We now have a study done by an independent group showing that a long-acting medication is more effective than a short-acting medication, and concerns about the health issues surrounding the very same medication by the FDA advisory panel.

Here’s how I sort it all out: Stimulant medications should not be prescribed lightly. They should be prescribed after a complete evaluation by a qualified professional. That evaluation should include a complete physical. After prescribing, there should be adequate followup including blood pressure and heart rate measurements monthly and preferably at different points in the day to measure when the medication is at full strength.

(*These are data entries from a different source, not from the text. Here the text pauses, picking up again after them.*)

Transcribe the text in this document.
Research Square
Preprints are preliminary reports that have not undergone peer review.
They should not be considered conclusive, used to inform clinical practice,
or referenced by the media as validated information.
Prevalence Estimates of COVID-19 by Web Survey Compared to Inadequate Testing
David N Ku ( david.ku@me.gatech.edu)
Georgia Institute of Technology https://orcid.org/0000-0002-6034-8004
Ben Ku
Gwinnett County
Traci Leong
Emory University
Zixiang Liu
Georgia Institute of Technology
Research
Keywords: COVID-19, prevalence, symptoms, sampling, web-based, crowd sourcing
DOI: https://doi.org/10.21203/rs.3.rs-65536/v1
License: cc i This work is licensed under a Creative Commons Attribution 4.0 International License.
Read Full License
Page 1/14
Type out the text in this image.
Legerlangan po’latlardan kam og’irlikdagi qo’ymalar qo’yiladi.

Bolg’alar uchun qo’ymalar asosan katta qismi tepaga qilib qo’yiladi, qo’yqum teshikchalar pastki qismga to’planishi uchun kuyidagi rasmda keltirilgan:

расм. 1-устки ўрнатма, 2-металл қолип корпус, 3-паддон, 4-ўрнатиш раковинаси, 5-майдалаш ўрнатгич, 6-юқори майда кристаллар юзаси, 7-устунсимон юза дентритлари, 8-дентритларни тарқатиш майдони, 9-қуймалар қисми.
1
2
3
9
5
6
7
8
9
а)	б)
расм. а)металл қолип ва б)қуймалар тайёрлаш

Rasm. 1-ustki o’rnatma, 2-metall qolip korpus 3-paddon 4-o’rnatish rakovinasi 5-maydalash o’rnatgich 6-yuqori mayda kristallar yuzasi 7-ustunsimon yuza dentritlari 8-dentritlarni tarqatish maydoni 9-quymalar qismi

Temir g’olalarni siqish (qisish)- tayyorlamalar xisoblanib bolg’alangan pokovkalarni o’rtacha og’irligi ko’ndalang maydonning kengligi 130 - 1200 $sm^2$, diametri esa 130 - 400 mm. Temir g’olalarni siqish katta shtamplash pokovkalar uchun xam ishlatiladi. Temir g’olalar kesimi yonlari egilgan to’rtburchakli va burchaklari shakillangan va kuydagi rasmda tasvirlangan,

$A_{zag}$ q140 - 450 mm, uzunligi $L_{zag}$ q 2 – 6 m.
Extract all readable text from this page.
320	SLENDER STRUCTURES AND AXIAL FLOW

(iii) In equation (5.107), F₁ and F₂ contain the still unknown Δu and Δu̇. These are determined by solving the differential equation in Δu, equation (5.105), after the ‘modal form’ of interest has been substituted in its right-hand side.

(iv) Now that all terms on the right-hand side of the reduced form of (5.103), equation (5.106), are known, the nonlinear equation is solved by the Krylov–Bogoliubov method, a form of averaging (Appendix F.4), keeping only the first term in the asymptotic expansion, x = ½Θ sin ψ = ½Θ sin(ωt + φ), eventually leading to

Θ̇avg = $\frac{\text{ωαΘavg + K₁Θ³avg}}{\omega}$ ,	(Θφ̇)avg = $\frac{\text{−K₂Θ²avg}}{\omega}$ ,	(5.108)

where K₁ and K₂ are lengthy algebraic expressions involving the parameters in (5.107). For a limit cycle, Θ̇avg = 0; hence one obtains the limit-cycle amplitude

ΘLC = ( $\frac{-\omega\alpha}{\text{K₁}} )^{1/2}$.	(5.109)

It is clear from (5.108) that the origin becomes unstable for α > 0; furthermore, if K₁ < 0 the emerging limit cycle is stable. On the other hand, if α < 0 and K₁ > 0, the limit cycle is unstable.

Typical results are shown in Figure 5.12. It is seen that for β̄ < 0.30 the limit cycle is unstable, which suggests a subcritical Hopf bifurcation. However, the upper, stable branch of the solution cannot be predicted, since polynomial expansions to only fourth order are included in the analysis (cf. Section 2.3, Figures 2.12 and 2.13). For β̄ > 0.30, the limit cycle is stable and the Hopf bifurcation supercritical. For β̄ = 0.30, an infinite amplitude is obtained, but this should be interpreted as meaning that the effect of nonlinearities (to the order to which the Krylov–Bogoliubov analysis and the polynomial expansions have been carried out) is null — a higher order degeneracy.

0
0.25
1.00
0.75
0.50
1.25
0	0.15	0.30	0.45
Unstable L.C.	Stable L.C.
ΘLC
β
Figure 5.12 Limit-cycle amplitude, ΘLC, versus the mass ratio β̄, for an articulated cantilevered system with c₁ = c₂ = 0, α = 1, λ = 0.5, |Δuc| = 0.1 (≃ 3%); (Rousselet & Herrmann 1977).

That doesn’t happen often enough, usually because these evaluations are made on the fly without seeking the input from teachers and other caregivers and where kids really might have other issues that are unrelated to ADHD. Once that diagnosis is complete, then the practitioner should have the absolute right to prescribe the best medication for that child without regard to whether it is listed on a formulary or not. If a black box warning and heightened awareness mean more care in diagnosis and prescription, it’s good for everyone.

On the other hand, I always get nervous when I see negative press like this because it brings out everyone who is looking for a reason to rule out medication without giving it reasonable consideration. It’s important to keep in mind that the FDA concerns stem from a very, very small percentage of deaths where, by the way, there were more factors than the medications in play (abuse, comorbid conditions, known heart murmurs, etc). It lends fodder to the group that believes that stimulants in any form for children are evil ways for parents to avoid parenting.

The middle ground is safest: Learn all that you can, get the very best medical advice and evaluations available, consider medications to be a single prong in a multi-prong approach to ADHD, and then go forward. It’s as wrong to assume that medications aren’t part of the solution as it is to assume they are the only solution.

Update
: Dr. Sogn writes:

As with many other medications, parents must weigh the significant risk of long-term impairment from untreated ADHD with the rare, unexpected, but potentially serious adverse events associated with stimulants. The evidence from over sixty years of clinical experience and hundreds of studies currently finds that these medications are safe for the majority of children and adolescents who take them.